Thursday, May 3, 2007

FROM A DISTANCE: POEMS FROM SPACE TRAVELERS

I am an incurable romantic
I believe in hope, dreams and decency
I believe in love,
Tenderness and kindness.

I believe in mankind.
I believe in goodness,
Mercy and charity


I believe in a universal spirit
I believe in casting bread
Upon the waters.

I am awed by the snow-capped mountains
By the vastness of oceans.

I am moved by a couple
Of any age – holding hands
As they walk through city streets.

A living creature in pain
Makes me shudder with sorrow
A seagull’s cry fills me
With a sense of mystery.

A river or stream
Can move me to tears
A lake nestling in a valley
Can bring me peace.


Leonard Nimoy


"High Flight" by John Gillespie Magee, Jr.
Magee was a teenage poet when he wrote "High Flight." Magee died in his Spitfire on December 11, 1941 at the age of 19, just a few weeks after penning the poem.
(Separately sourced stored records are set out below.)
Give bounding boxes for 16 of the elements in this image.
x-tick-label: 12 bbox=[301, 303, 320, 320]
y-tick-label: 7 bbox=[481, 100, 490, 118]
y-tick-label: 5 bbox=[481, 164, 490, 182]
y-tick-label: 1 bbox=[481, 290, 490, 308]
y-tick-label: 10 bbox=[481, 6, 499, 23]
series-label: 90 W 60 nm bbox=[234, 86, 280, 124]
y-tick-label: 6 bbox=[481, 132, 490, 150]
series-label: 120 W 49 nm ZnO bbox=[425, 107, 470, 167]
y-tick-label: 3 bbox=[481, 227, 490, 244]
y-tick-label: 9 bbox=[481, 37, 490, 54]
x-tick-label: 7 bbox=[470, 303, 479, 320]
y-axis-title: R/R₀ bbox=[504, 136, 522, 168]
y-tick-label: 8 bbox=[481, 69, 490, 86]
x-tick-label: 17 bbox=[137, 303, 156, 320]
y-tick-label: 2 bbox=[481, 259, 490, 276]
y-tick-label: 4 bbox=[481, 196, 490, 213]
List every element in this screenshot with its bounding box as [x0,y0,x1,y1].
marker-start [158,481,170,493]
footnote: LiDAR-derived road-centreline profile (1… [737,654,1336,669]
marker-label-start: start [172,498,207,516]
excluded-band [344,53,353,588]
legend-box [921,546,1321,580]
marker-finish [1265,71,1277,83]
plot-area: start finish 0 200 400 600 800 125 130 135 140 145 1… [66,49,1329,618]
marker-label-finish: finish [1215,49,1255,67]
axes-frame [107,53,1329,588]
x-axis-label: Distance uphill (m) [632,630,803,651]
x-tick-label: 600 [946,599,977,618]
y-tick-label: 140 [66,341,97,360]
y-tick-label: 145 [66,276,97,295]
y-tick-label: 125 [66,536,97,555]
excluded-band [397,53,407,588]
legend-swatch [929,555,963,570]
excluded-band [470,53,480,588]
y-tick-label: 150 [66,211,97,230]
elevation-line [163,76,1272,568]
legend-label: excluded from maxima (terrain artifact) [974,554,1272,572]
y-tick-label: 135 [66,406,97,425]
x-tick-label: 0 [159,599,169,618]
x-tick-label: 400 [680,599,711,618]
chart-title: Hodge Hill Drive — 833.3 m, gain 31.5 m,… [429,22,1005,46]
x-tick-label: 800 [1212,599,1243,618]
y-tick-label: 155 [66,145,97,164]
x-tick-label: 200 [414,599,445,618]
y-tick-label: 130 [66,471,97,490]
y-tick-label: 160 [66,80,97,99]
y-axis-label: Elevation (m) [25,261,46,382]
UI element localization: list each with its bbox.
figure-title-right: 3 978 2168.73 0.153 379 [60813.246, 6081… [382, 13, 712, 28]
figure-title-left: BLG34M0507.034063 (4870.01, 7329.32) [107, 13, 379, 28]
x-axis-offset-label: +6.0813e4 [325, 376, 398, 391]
Oh! I have slipped the surly bonds of earth
And danced the skies on laughter-silvered wings;
Sunward I've climbed, and joined the tumbling mirth
Of sun-split clouds -- and done a hundred things
You have not dreamed of --
wheeled and soared and swung
High in the sunlit silence.
Hov'ring there, I've chased the shouting wind along, and flung
My eager craft through footless halls of air.
Up, up the long, delirious, burning blue
I've topped the wind-swept heights with easy grace
Where never lark, or even eagle flew --
And, while with silent lifting mind I've trod
The high untrespassed sanctity of space,
Put out my hand and touched the face of God.